クルミちゃんの笑い声が聞こえると同時に彩乃
ちゃんが笑ってる場合じゃないでしょという合い
の手が入ってきた。
『あーね、昨日のこと覚えてる?』
「何か、失礼なことをしたかしら?」
『ぶふっ、違うんだけど!!っていうか、
ひよっち笑わせようとしてるでしょ。』
「まさか、滅相もございません。」
何を言っているんだ。笑わせようと努力してないぞ。
「何か、面白いことを言った方がいいのですか?」
『ひよっち、素が面白いんだよね。』
「そんなつもりないんですが、何故ですかね?」
『自覚ないとかひよっちマジ超ウケんね。』
「ところで、用件はないんですか?」
『あ、もう忘れそうになってたんだけど!!』
「クルミちゃん、しっかりして下さい。」
『だって、ひよっちが笑わせんだもん。』
ひと呼吸置くとさっきとは打って変わって
おちゃらけた雰囲気は一瞬にして消えた。
クルミちゃんがキレてるようだ。
『マジでありえないんだけど!!超許せない。
ウチの友達の彼氏にまで手出したんだよ。』
「あの、手を出すというのはどういう意味ですか?」
『そっか、ひよっちには分かりづらかった?
手を出すってのは寝取るってこと。
寝取るが分からなかったら』
「ご説明ありがとうございます。もう結構です。」
顔から火が出そうだ。クルミちゃん、そんなこと
言っちゃ駄目なんだよ。
お嫁に行くまではしっかり守らないと行けない
んじゃなかったのか?
今時の女の子たち破廉恥だわ!
そして、どうもクルミちゃんの友達の彼氏も
ついに被害が及んだとのことだ。
この間、話していた何股もしてるとかいう
お話を何故このタイミングで・・・。
『そんでね、その女の詳細が分かったから
顔写真よく見といてね。ひよっちには全然
関係ない話だけど、もし見かけたらウチに
居所教えてね。
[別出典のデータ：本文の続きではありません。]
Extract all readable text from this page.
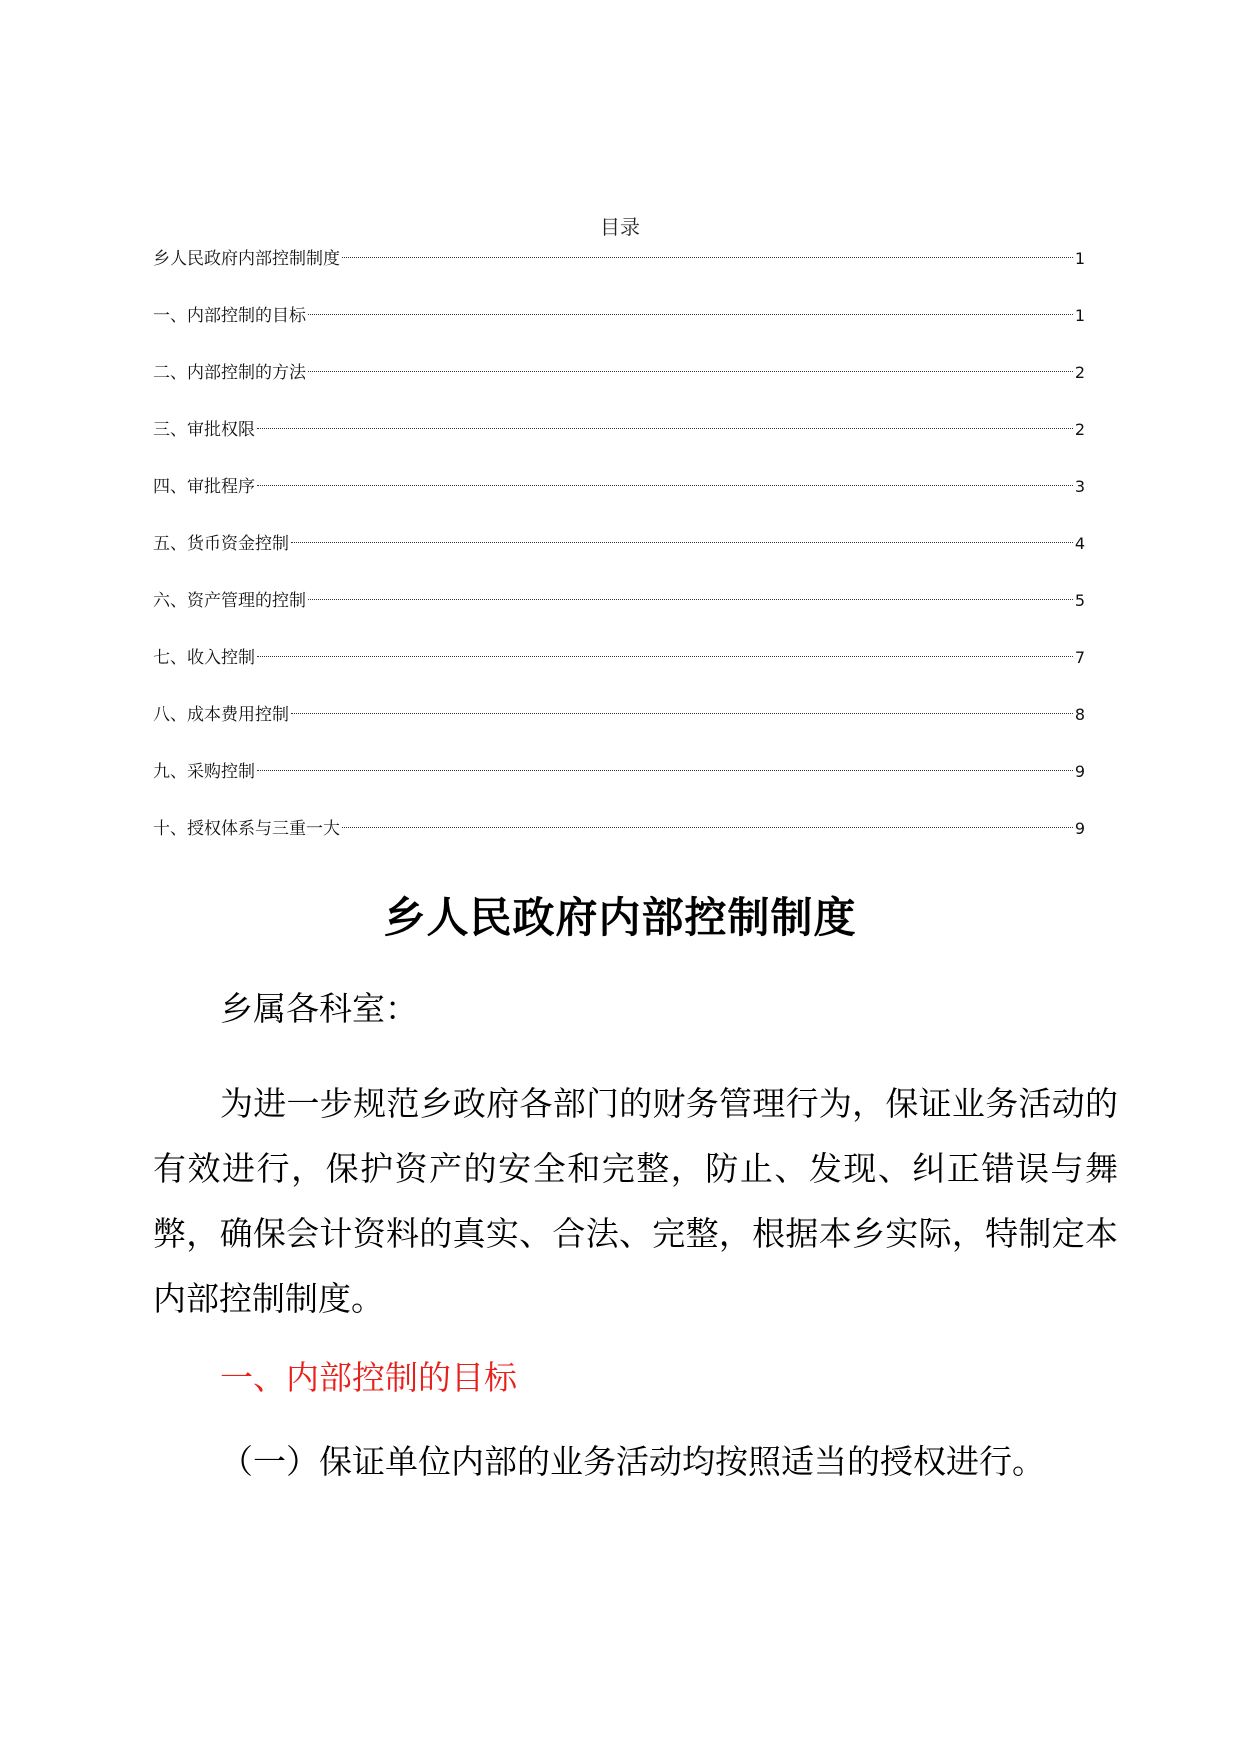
目录
乡人民政府内部控制制度	1
一、内部控制的目标	1
二、内部控制的方法	2
三、审批权限	2
四、审批程序	3
五、货币资金控制	4
六、资产管理的控制	5
七、收入控制	7
八、成本费用控制	8
九、采购控制	9
十、授权体系与三重一大	9
乡人民政府内部控制制度

乡属各科室：

为进一步规范乡政府各部门的财务管理行为，保证业务活动的有效进行，保护资产的安全和完整，防止、发现、纠正错误与舞弊，确保会计资料的真实、合法、完整，根据本乡实际，特制定本内部控制制度。

一、内部控制的目标

（一）保证单位内部的业务活动均按照适当的授权进行。
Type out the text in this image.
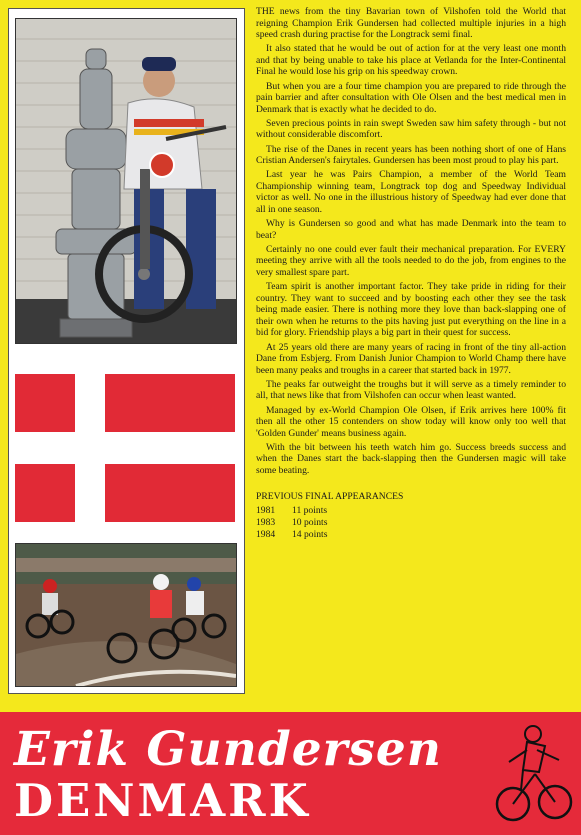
THE news from the tiny Bavarian town of Vilshofen told the World that reigning Champion Erik Gundersen had collected multiple injuries in a high speed crash during practise for the Longtrack semi final.

It also stated that he would be out of action for at the very least one month and that by being unable to take his place at Vetlanda for the Inter-Continental Final he would lose his grip on his speedway crown.

But when you are a four time champion you are prepared to ride through the pain barrier and after consultation with Ole Olsen and the best medical men in Denmark that is exactly what he decided to do.

Seven precious points in rain swept Sweden saw him safety through - but not without considerable discomfort.

The rise of the Danes in recent years has been nothing short of one of Hans Cristian Andersen's fairytales. Gundersen has been most proud to play his part.

Last year he was Pairs Champion, a member of the World Team Championship winning team, Longtrack top dog and Speedway Individual victor as well. No one in the illustrious history of Speedway had ever done that all in one season.

Why is Gundersen so good and what has made Denmark into the team to beat?

Certainly no one could ever fault their mechanical preparation. For EVERY meeting they arrive with all the tools needed to do the job, from engines to the very smallest spare part.

Team spirit is another important factor. They take pride in riding for their country. They want to succeed and by boosting each other they see the task being made easier. There is nothing more they love than back-slapping one of their own when he returns to the pits having just put everything on the line in a bid for glory. Friendship plays a big part in their quest for success.

At 25 years old there are many years of racing in front of the tiny all-action Dane from Esbjerg. From Danish Junior Champion to World Champ there have been many peaks and troughs in a career that started back in 1977.

The peaks far outweight the troughs but it will serve as a timely reminder to all, that news like that from Vilshofen can occur when least wanted.

Managed by ex-World Champion Ole Olsen, if Erik arrives here 100% fit then all the other 15 contenders on show today will know only too well that 'Golden Gunder' means business again.

With the bit between his teeth watch him go. Success breeds success and when the Danes start the back-slapping then the Gundersen magic will take some beating.

PREVIOUS FINAL APPEARANCES
1981	11 points
1983	10 points
1984	14 points
Erik Gundersen
DENMARK
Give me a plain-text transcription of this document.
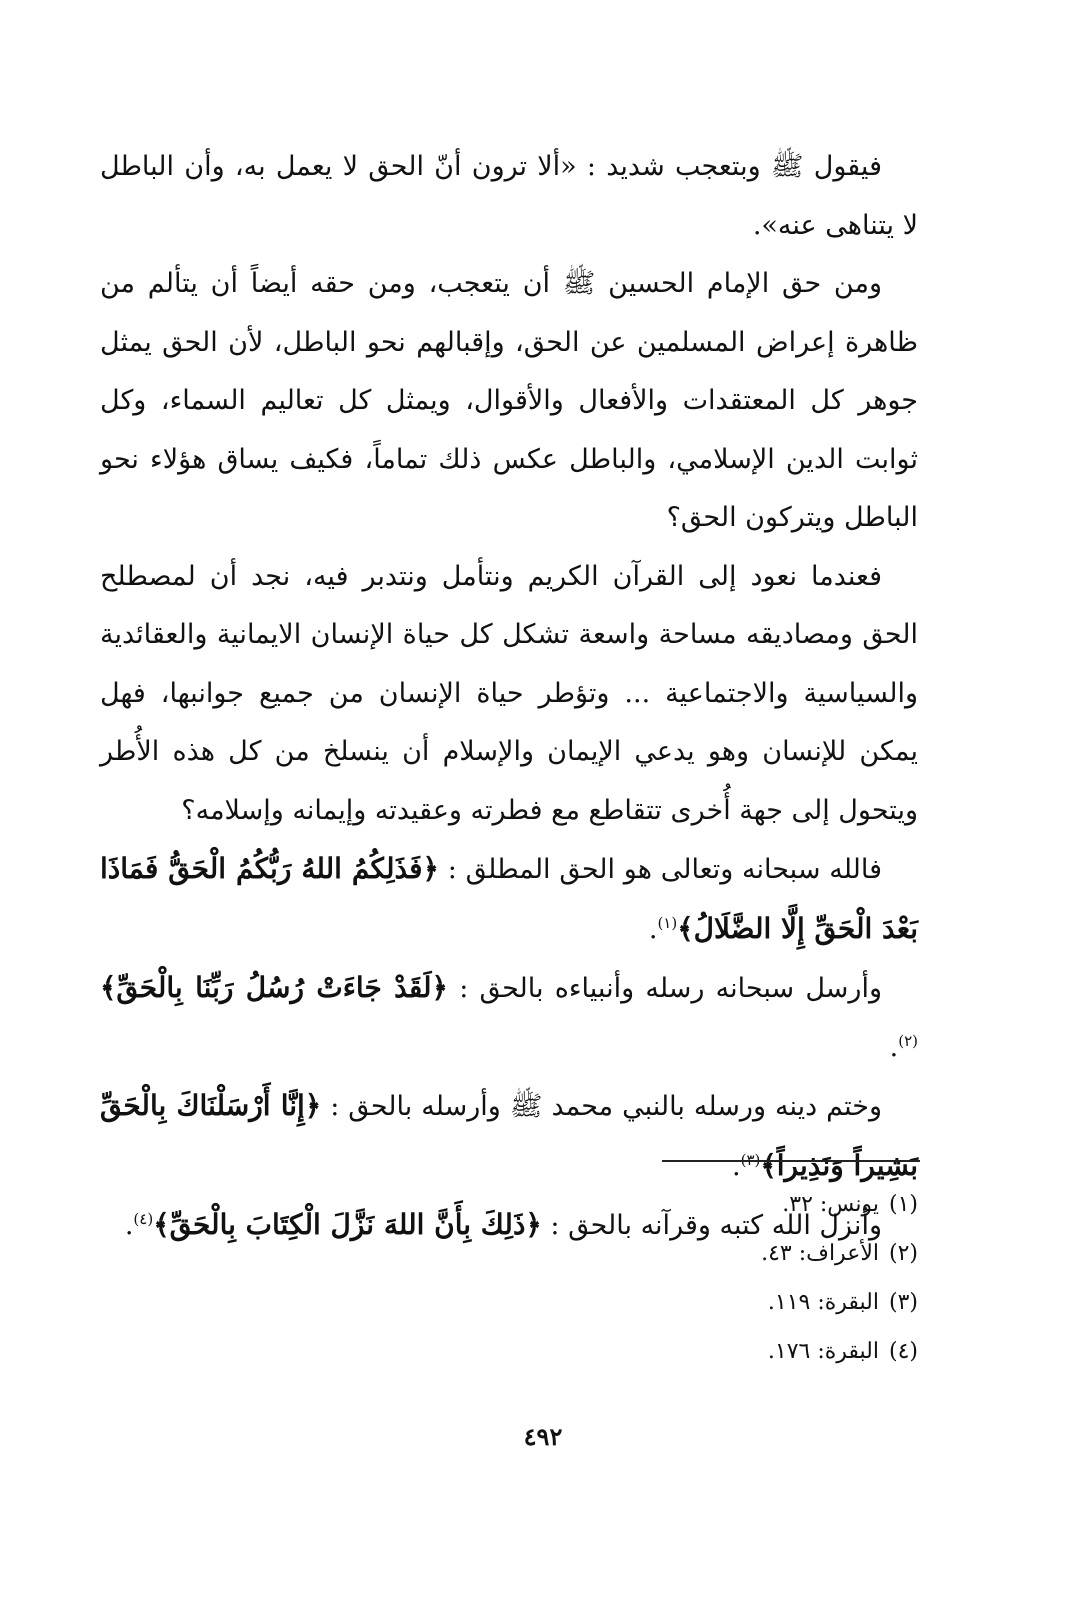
فيقول ﷺ وبتعجب شديد : «ألا ترون أنّ الحق لا يعمل به، وأن الباطل لا يتناهى عنه».

ومن حق الإمام الحسين ﷺ أن يتعجب، ومن حقه أيضاً أن يتألم من ظاهرة إعراض المسلمين عن الحق، وإقبالهم نحو الباطل، لأن الحق يمثل جوهر كل المعتقدات والأفعال والأقوال، ويمثل كل تعاليم السماء، وكل ثوابت الدين الإسلامي، والباطل عكس ذلك تماماً، فكيف يساق هؤلاء نحو الباطل ويتركون الحق؟

فعندما نعود إلى القرآن الكريم ونتأمل ونتدبر فيه، نجد أن لمصطلح الحق ومصاديقه مساحة واسعة تشكل كل حياة الإنسان الايمانية والعقائدية والسياسية والاجتماعية ... وتؤطر حياة الإنسان من جميع جوانبها، فهل يمكن للإنسان وهو يدعي الإيمان والإسلام أن ينسلخ من كل هذه الأُطر ويتحول إلى جهة أُخرى تتقاطع مع فطرته وعقيدته وإيمانه وإسلامه؟

فالله سبحانه وتعالى هو الحق المطلق : ﴿فَذَلِكُمُ اللهُ رَبُّكُمُ الْحَقُّ فَمَاذَا بَعْدَ الْحَقِّ إِلَّا الضَّلَالُ﴾$^{(١)}$.

وأرسل سبحانه رسله وأنبياءه بالحق : ﴿لَقَدْ جَاءَتْ رُسُلُ رَبِّنَا بِالْحَقِّ﴾$^{(٢)}$.

وختم دينه ورسله بالنبي محمد ﷺ وأرسله بالحق : ﴿إِنَّا أَرْسَلْنَاكَ بِالْحَقِّ بَشِيراً وَنَذِيراً﴾$^{(٣)}$.

وأنزل الله كتبه وقرآنه بالحق : ﴿ذَلِكَ بِأَنَّ اللهَ نَزَّلَ الْكِتَابَ بِالْحَقِّ﴾$^{(٤)}$.

(١)يونس: ٣٢.

(٢)الأعراف: ٤٣.

(٣)البقرة: ١١٩.

(٤)البقرة: ١٧٦.

٤٩٢
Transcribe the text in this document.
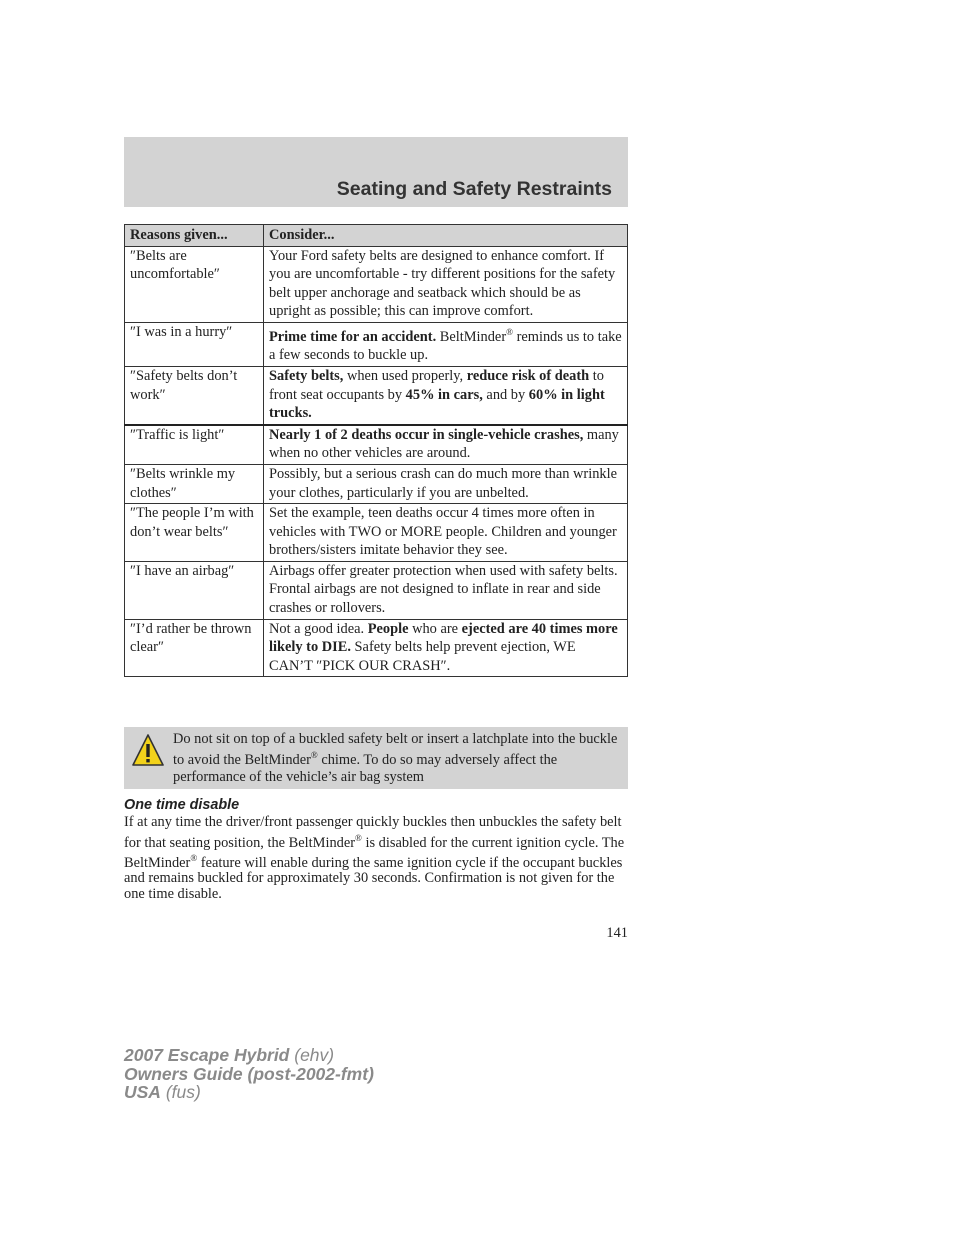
Seating and Safety Restraints
Reasons given...	Consider...
″Belts are uncomfortable″	Your Ford safety belts are designed to enhance comfort. If you are uncomfortable - try different positions for the safety belt upper anchorage and seatback which should be as upright as possible; this can improve comfort.
″I was in a hurry″	Prime time for an accident. BeltMinder® reminds us to take a few seconds to buckle up.
″Safety belts don’t work″	Safety belts, when used properly, reduce risk of death to front seat occupants by 45% in cars, and by 60% in light trucks.
″Traffic is light″	Nearly 1 of 2 deaths occur in single-vehicle crashes, many when no other vehicles are around.
″Belts wrinkle my clothes″	Possibly, but a serious crash can do much more than wrinkle your clothes, particularly if you are unbelted.
″The people I’m with don’t wear belts″	Set the example, teen deaths occur 4 times more often in vehicles with TWO or MORE people. Children and younger brothers/sisters imitate behavior they see.
″I have an airbag″	Airbags offer greater protection when used with safety belts. Frontal airbags are not designed to inflate in rear and side crashes or rollovers.
″I’d rather be thrown clear″	Not a good idea. People who are ejected are 40 times more likely to DIE. Safety belts help prevent ejection, WE CAN’T ″PICK OUR CRASH″.
Do not sit on top of a buckled safety belt or insert a latchplate into the buckle to avoid the BeltMinder® chime. To do so may adversely affect the performance of the vehicle’s air bag system
One time disable

If at any time the driver/front passenger quickly buckles then unbuckles the safety belt for that seating position, the BeltMinder® is disabled for the current ignition cycle. The BeltMinder® feature will enable during the same ignition cycle if the occupant buckles and remains buckled for approximately 30 seconds. Confirmation is not given for the one time disable.

141
2007 Escape Hybrid (ehv)
Owners Guide (post-2002-fmt)
USA (fus)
取っちめに行くつもりなんだー!』
「は、はい。見つけ次第ご連絡差し上げますね。
しかし、あまり他校の生徒と揉め事を起こしては
いけませんよ。ほどほどにして下さいね。」
クルミちゃんは分かってるよと言いながら切った。
最後は、きちんと委員長らしいこと言えた。
多分、ここら一帯の女子ネットワークはクルミちゃん
が持っているようなものだ。
基本、女子ネットワークの発信元がクルミちゃんだ。
ただのギャルとは一味違うのである。